Quantitative Phosphoproteomics of CXCL12 (SDF-1) Signaling
Figure 4
Comparison of CXCL12-responsive phosphopeptides and corresponding genes to published phosphoproteomic and manually curated datasets.
Genes from various phosphoproteomic datasets and manually curated databases were compared to genes from CXCL12-responsive phosphosites using contingency tables (see methods). Fold-enrichments are listed at the base of each bar. Benjamini and Hochberg corrected p-values (Fisher's exact test) are plotted with p<0.05 considered statistically significant (solid line). (A) Genes from CD3-responsive phosphosites (TCR) [41], epidermal growth factor (EGF)-responsive phosphosites [42], and mitotic phosphosites [68] were compiled as published for the indicated time points. TCR (15 min) and EGF (5 min) are the most statistically significant, suggesting crosstalk between pathways.

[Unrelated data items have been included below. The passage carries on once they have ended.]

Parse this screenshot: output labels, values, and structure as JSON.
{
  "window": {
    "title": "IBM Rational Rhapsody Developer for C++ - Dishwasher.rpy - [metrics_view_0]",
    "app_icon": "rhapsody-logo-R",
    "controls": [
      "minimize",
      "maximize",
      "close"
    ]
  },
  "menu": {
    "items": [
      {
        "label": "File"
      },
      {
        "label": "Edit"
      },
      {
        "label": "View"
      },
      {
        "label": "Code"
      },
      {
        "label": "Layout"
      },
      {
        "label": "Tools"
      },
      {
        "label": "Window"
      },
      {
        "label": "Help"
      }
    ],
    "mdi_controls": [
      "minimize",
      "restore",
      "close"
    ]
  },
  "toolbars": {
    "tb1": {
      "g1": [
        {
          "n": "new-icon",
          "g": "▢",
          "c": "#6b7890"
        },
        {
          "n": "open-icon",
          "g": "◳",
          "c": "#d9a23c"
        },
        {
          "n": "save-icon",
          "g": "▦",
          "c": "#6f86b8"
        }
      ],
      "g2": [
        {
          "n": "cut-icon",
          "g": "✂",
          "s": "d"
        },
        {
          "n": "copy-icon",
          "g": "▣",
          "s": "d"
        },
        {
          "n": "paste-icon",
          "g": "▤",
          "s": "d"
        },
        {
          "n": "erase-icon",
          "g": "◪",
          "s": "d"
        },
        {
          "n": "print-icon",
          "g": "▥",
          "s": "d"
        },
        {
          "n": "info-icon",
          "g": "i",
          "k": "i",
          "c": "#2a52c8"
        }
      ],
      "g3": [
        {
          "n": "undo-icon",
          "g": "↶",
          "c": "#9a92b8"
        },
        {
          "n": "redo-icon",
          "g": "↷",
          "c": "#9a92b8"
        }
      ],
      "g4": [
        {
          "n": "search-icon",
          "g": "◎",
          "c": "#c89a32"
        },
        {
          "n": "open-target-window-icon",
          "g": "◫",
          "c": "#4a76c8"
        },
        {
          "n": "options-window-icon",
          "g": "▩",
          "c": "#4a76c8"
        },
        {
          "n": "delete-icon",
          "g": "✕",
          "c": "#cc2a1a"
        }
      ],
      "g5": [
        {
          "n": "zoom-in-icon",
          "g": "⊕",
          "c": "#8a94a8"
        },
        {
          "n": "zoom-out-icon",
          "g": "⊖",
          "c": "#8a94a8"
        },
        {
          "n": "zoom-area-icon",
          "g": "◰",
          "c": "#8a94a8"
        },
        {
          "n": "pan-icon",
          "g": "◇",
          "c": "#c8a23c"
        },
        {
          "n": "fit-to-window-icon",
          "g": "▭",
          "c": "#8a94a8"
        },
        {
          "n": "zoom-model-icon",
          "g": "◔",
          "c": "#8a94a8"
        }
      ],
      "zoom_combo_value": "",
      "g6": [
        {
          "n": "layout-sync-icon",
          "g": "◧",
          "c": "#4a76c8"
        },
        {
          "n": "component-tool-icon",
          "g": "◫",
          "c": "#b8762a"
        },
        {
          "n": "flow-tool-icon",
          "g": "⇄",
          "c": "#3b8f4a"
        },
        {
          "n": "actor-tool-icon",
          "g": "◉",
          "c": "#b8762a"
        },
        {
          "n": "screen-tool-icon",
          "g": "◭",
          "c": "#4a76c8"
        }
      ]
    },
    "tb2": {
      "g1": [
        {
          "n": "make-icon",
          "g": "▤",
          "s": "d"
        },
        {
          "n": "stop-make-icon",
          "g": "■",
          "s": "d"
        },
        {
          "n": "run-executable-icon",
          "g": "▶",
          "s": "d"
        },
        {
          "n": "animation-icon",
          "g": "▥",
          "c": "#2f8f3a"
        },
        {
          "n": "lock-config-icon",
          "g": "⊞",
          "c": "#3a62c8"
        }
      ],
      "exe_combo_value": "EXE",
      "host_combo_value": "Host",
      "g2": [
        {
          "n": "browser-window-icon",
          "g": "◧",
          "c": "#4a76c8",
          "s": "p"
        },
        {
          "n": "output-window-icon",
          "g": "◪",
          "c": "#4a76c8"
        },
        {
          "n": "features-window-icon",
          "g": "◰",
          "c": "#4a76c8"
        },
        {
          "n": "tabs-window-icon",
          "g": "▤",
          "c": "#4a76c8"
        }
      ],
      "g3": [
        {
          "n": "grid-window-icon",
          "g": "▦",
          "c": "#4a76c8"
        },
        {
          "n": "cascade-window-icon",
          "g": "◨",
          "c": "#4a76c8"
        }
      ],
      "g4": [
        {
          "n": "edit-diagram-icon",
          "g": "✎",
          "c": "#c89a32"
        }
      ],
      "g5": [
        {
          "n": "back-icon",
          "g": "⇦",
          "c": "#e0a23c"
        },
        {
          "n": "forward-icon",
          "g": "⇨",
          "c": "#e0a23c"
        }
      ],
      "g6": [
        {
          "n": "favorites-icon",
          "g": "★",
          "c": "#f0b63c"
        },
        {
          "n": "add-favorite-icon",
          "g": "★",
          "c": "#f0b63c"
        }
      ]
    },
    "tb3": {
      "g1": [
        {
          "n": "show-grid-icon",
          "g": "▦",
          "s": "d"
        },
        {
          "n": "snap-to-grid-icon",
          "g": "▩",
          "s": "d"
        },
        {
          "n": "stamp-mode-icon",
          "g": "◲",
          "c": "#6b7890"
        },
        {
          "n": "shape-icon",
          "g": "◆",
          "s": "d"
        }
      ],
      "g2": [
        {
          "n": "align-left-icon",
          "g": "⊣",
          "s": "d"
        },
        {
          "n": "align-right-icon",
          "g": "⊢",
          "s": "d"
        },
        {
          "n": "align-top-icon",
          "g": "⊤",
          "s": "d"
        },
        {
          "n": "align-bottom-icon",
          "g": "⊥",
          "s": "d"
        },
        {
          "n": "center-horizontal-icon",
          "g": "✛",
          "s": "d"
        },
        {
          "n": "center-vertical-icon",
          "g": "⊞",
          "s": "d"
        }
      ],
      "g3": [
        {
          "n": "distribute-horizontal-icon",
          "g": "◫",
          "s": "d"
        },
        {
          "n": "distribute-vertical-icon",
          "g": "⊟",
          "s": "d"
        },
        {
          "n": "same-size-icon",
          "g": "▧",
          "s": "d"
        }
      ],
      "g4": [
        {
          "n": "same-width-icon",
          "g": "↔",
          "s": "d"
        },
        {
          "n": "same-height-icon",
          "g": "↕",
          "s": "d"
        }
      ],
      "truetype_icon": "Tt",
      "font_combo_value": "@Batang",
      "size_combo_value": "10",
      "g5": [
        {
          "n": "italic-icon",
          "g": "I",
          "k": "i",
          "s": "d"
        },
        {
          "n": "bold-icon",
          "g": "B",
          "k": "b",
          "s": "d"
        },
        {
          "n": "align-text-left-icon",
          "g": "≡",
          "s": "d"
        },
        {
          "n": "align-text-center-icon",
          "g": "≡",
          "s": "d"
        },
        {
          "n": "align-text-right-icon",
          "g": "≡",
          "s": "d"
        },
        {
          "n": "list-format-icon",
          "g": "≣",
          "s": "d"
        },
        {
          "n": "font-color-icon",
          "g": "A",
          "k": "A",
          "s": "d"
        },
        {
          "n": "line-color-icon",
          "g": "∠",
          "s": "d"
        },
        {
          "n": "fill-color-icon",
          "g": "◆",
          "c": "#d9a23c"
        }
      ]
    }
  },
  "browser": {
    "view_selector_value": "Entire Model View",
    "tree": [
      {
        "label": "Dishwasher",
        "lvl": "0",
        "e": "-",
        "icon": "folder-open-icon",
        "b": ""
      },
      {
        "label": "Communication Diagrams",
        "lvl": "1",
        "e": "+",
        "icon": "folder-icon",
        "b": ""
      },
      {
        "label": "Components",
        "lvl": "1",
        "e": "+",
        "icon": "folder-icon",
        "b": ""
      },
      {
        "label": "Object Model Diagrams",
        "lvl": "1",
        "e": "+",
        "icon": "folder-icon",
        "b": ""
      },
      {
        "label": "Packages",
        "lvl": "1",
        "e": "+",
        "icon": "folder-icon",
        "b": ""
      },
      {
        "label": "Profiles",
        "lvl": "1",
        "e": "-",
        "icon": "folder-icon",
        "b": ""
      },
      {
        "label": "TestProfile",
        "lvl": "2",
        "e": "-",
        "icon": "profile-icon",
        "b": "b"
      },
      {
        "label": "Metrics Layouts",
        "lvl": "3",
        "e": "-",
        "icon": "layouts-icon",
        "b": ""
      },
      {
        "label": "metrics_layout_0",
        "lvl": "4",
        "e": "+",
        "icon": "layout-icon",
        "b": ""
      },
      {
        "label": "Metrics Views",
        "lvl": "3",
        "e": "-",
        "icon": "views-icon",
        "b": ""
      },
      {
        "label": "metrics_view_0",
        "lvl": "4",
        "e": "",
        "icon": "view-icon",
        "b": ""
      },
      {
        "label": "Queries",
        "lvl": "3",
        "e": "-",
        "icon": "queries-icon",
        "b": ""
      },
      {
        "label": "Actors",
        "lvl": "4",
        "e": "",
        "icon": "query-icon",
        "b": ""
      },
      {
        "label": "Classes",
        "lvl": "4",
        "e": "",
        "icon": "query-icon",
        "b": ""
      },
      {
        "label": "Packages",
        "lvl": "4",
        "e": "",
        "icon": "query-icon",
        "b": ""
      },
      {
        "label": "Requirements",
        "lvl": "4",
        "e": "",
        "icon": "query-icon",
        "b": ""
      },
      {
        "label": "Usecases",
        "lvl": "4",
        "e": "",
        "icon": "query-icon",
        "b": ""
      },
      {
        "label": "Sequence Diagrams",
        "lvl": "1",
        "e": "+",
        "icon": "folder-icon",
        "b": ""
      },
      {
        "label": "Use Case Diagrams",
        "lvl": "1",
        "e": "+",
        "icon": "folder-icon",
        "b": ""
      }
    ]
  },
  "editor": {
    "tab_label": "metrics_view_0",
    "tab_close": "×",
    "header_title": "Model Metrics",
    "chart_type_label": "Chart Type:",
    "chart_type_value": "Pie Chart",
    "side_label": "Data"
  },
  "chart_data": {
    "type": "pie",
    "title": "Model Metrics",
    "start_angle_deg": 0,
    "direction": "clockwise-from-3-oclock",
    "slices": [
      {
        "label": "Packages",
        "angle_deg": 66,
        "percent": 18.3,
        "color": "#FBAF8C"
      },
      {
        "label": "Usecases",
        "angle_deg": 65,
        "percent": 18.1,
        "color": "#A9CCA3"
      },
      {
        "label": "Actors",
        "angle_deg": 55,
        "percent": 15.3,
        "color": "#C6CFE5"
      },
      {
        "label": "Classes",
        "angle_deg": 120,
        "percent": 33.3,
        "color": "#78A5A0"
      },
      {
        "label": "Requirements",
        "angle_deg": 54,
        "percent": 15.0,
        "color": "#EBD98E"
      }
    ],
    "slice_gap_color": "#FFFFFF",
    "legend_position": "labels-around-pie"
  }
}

Unlike cancer-related genes [69], only HIV ‘interactors’ (http://www.ncbi.nlm.nih.gov/RefSeq/HIVInteractions) and mammalian target of rapamycin (mTOR) signaling genes [57] were statistically significant. (B) Phosphopeptides and corresponding genes of G protein-dependent (Ang II) and independent (SII-Ang II) signaling (3 min) were reanalyzed to reflect our experimental conditions and analysis criteria (see methods) [44]. Only the overlap of Ang II-responsive phosphosites and corresponding genes were statistically significant.